Aujourd’hui, tout s’est déroulé sans accroc. C’est comme si la vie avait toujours été ainsi. Comme si on n’avait jamais connu rien d’autre. Les enfants savaient que l’on n’irait nulle part, ils savaient qu’on ne verrait personne. La maison est devenue leur seul univers, la cour, leur imaginaire. Ils courent, bottes de pluie aux pieds, la boue jusqu’aux joues, sans demander quand ce sera l’heure de rentrer. Je me suis promené toute la matinée les pieds nus d’un bout à l’autre du jardin, outils dans les mains, foulard aux cheveux, sans que l’on m’accroche pour un verre d’eau, un bobo ou une question. Quand mon estomac m’a laissé savoir que l’heure du dîner devait être passée, tout le monde est rentré sans rouspéter. Les oiseaux nous frôlaient presque le crâne au passage et chantaient, posés sur les branches près de nos têtes. Un avion, peut-être deux, ont sillonné les quelques nuages qui parsemaient le ciel bleu poudre. Ça sentait la terre fraîche, ça sentait la forêt humide. Les fleurs qui ouvrent. Le gazon qui verdit.
Les trois repas ensemble, toujours, sans exception. La vie qui se répète, entre les mêmes murs, la même haie de cèdres. La neige a fondu, les bourgeons ont éclos, devant nos yeux, sous nos bottes brunies. Le temps avance, mais la vie semble ralentie, semble faire du sur place. Les nuages filent, mais les jours semblent figés dans la grande horloge de la vie. Les couchers du soleil que nous regardons par la fenêtre de ma chambre le soir nous rappellent qu’une journée de plus est passée, mais la portée du temps reste intangible. Les enfants le savent : pas de vacances à la mer, plus de garderie. Un long congé d’été qui s’étendra tout l’automne, puis, peut-être à l’hiver. Ce qu’ils voient aujourd’hui, ils le reverront demain et après-demain. Pas de surprise, pas d’inattendu.

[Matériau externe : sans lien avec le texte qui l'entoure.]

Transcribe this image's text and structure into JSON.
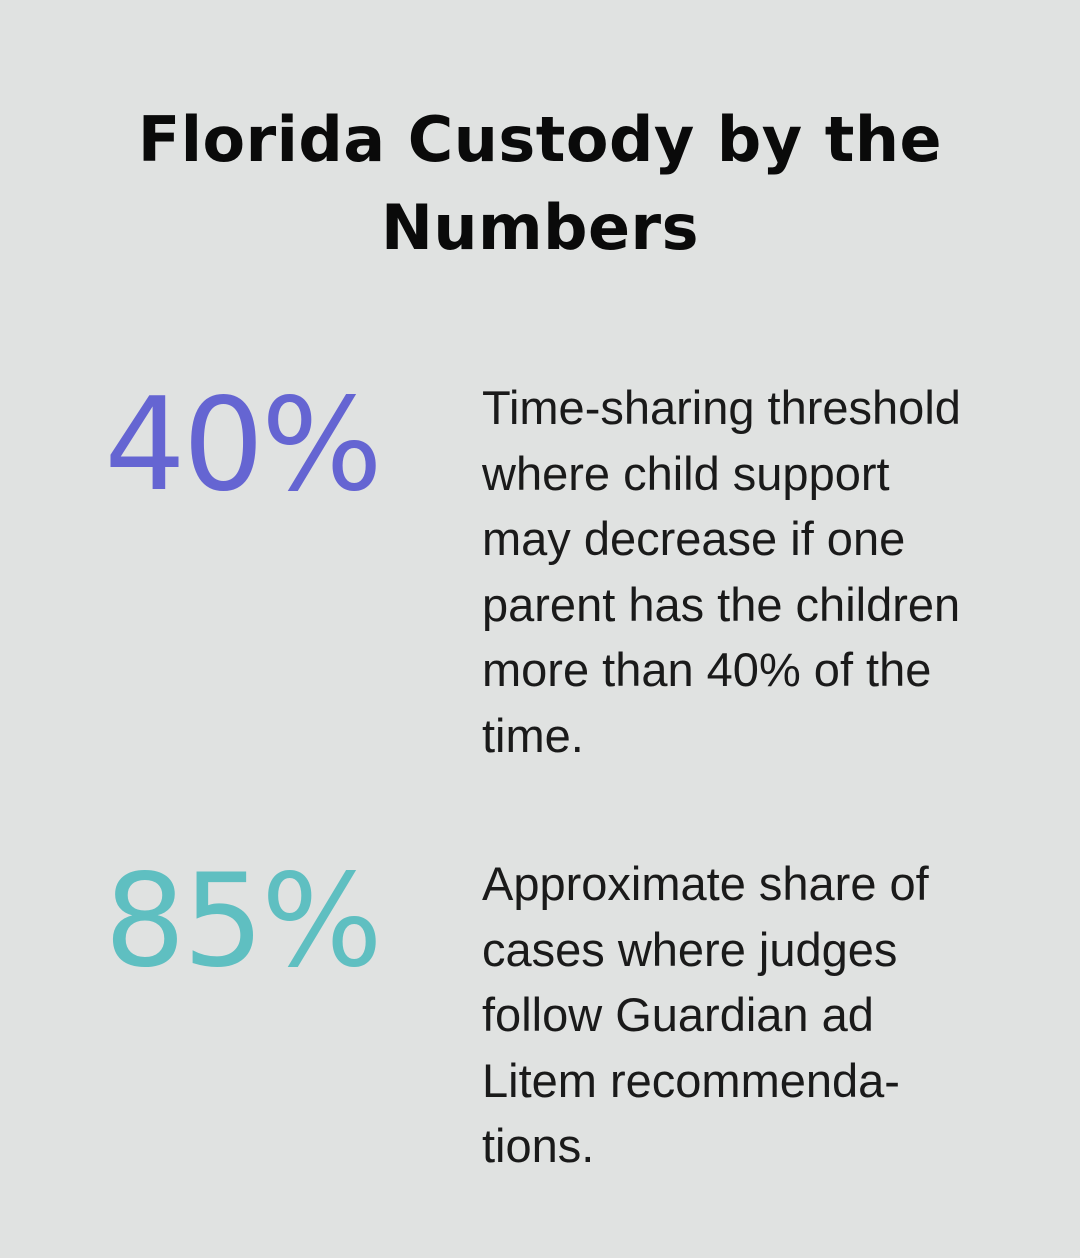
{
  "title": "Florida Custody by the\nNumbers",
  "stats": [
    {
      "value": "40%",
      "color": "#6565d2",
      "description": "Time-sharing threshold\nwhere child support\nmay decrease if one\nparent has the children\nmore than 40% of the\ntime."
    },
    {
      "value": "85%",
      "color": "#5fbfc1",
      "description": "Approximate share of\ncases where judges\nfollow Guardian ad\nLitem recommenda-\ntions."
    }
  ]
}
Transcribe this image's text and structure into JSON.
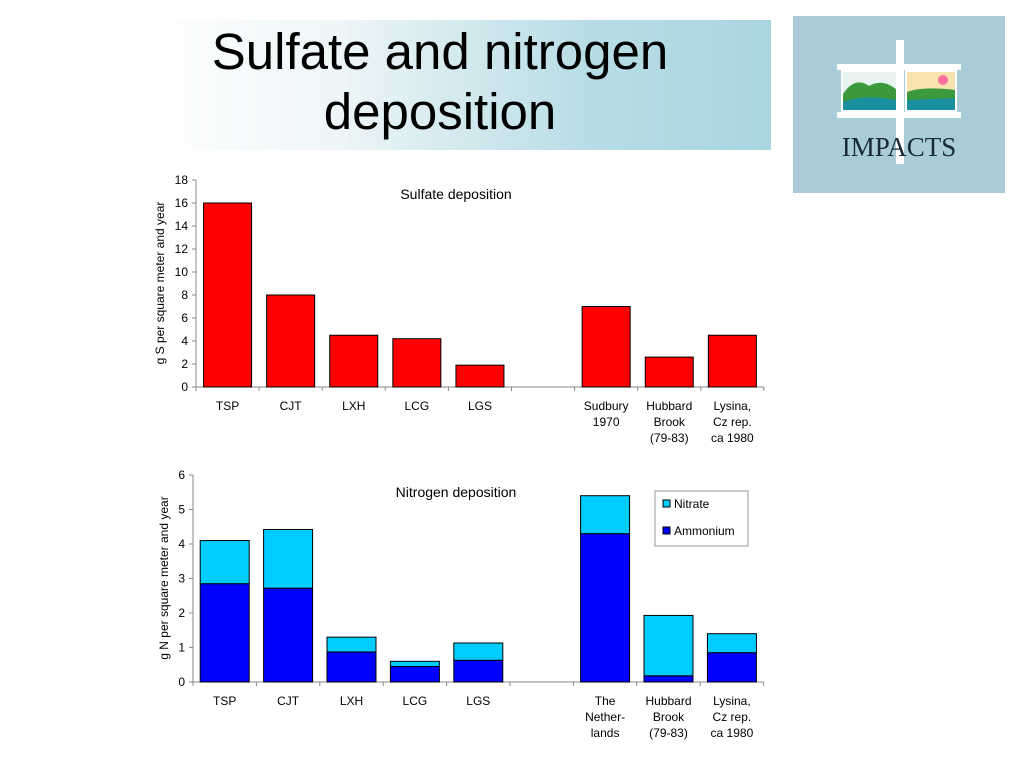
{
  "slide": {
    "title_line1": "Sulfate and nitrogen",
    "title_line2": "deposition"
  },
  "logo": {
    "text": "IMPACTS",
    "colors": {
      "background": "#a9ccd7",
      "frame": "#ffffff",
      "land": "#3c9a3c",
      "water": "#1a8fa0",
      "sun": "#ff6fa0"
    }
  },
  "chart_data": [
    {
      "type": "bar",
      "title": "Sulfate deposition",
      "ylabel": "g S per square meter and year",
      "ylim": [
        0,
        18
      ],
      "yticks": [
        0,
        2,
        4,
        6,
        8,
        10,
        12,
        14,
        16,
        18
      ],
      "categories": [
        "TSP",
        "CJT",
        "LXH",
        "LCG",
        "LGS",
        "",
        "Sudbury 1970",
        "Hubbard Brook (79-83)",
        "Lysina, Cz rep. ca 1980"
      ],
      "category_lines": [
        [
          "TSP"
        ],
        [
          "CJT"
        ],
        [
          "LXH"
        ],
        [
          "LCG"
        ],
        [
          "LGS"
        ],
        [],
        [
          "Sudbury",
          "1970"
        ],
        [
          "Hubbard",
          "Brook",
          "(79-83)"
        ],
        [
          "Lysina,",
          "Cz rep.",
          "ca 1980"
        ]
      ],
      "values": [
        16.0,
        8.0,
        4.5,
        4.2,
        1.9,
        null,
        7.0,
        2.6,
        4.5
      ],
      "color": "#ff0000",
      "grid": false
    },
    {
      "type": "bar",
      "stacked": true,
      "title": "Nitrogen deposition",
      "ylabel": "g N per square meter and year",
      "ylim": [
        0,
        6
      ],
      "yticks": [
        0,
        1,
        2,
        3,
        4,
        5,
        6
      ],
      "categories": [
        "TSP",
        "CJT",
        "LXH",
        "LCG",
        "LGS",
        "",
        "The Nether-lands",
        "Hubbard Brook (79-83)",
        "Lysina, Cz rep. ca 1980"
      ],
      "category_lines": [
        [
          "TSP"
        ],
        [
          "CJT"
        ],
        [
          "LXH"
        ],
        [
          "LCG"
        ],
        [
          "LGS"
        ],
        [],
        [
          "The",
          "Nether-",
          "lands"
        ],
        [
          "Hubbard",
          "Brook",
          "(79-83)"
        ],
        [
          "Lysina,",
          "Cz rep.",
          "ca 1980"
        ]
      ],
      "series": [
        {
          "name": "Ammonium",
          "color": "#0000ff",
          "values": [
            2.85,
            2.72,
            0.87,
            0.45,
            0.63,
            null,
            4.3,
            0.18,
            0.85
          ]
        },
        {
          "name": "Nitrate",
          "color": "#00ccff",
          "values": [
            1.25,
            1.7,
            0.43,
            0.15,
            0.5,
            null,
            1.1,
            1.75,
            0.55
          ]
        }
      ],
      "legend": {
        "position": "top-right",
        "order": [
          "Nitrate",
          "Ammonium"
        ]
      },
      "grid": false
    }
  ]
}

Et après avoir fait le deuil de cette vie en conserve que j’avais essorée jusqu’à la dernière goutte, après avoir exigé du destin de m’expliquer pourquoi après ce grand pas vers l’avant on me faisait faire un pas de géant vers l’arrière, après la colère immense d’un retour à la vie domestique sans nuance ni bémol, après avoir remisé malgré moi les robes et les chemises qui frémissaient à l’idée de revoir la lueur du jour, pour enfiler à nouveau mon tablier à peine plié et regagner les fourneaux encore tièdes. Après avoir désinfecté et accroché les clés de ma voiture et retiré du mur de la cuisine le calendrier qui y gisait, vide et inutile, le calme s’est installé. Un calme que je n’avais pas vu arriver. Un calme immense. Je pense que, dans les étapes d’un deuil, cette étape s’appelle l’acceptation.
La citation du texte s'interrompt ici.